Friday, May 9, 2008

yaman'la cem



çay demledik. aslı'nın getirdiği soyalı böreklerle benim tembel kurabiyeleri yemek için çocuklarla birlikte masaya oturduğumuz sırada aramızda çok tatlı bir konuşma geçti. cem yaman'ı ilk olarak aylar önce youtube'da görmüştü, aslı bloguna ilk koyduğu zaman. ben o videoyu çok sevdiğim için defalarca izlemiştim, ev ahalisine de izletmiştim; sonunda cem de, onur da, ben de "hayır" ya da "olmaz" diyeceğimiz yerlerde "idare edemem anne" demeye başlamıştık. masada bu konu açıldı birden...

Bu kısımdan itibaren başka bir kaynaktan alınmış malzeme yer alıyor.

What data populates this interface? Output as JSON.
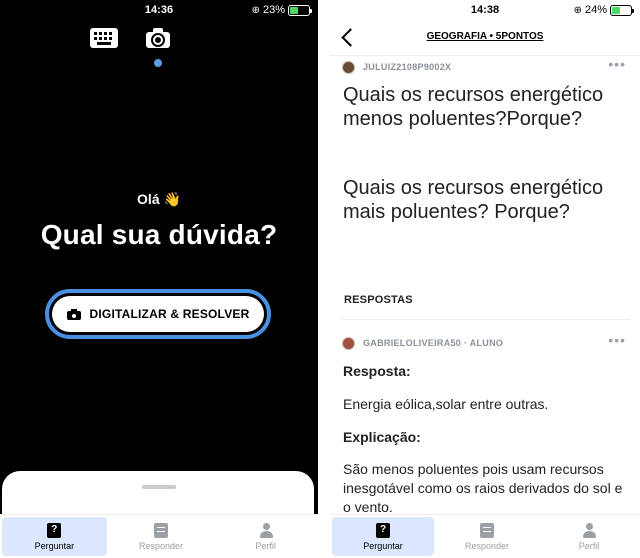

cem: hani bi idare edemeyen çocuk vardı...
yaman: ha o çocuk benim işte!
aslı: aa sen unutmadın mı onu?
cem: ama o çocuk daha küçüktü.
yasemin: oğlum o çocuk büyüdü o zamandan beri, kaç ay geçti aradan, yaman o işte.

bugün anne yanına hiç uğramadan en uzun süre oynama rekoru kırıldı. yaman'la cem saatlerce bize hiçbir şey söylemeden, kendi aralarında konuşarak, birbirilerine sorular sorarak ayrılık vakti gelene kadar oynadılar, oynadılar.

http://asliberry.blogspot.com/2008/05/cemle-yaman-sonunda-tantlar-kaynatlar.html

2 comments:

Ayse said...

ay çok özlemişim ben de Cem in halısında oynamayı... sahi nasıl olsa da buluşsak???

yasemin said...

ayşe'cim o kadar zor değil ya, evler arasinda eskisi gibi kilometreler de yok, ne zaman istersen ara biz hazırız.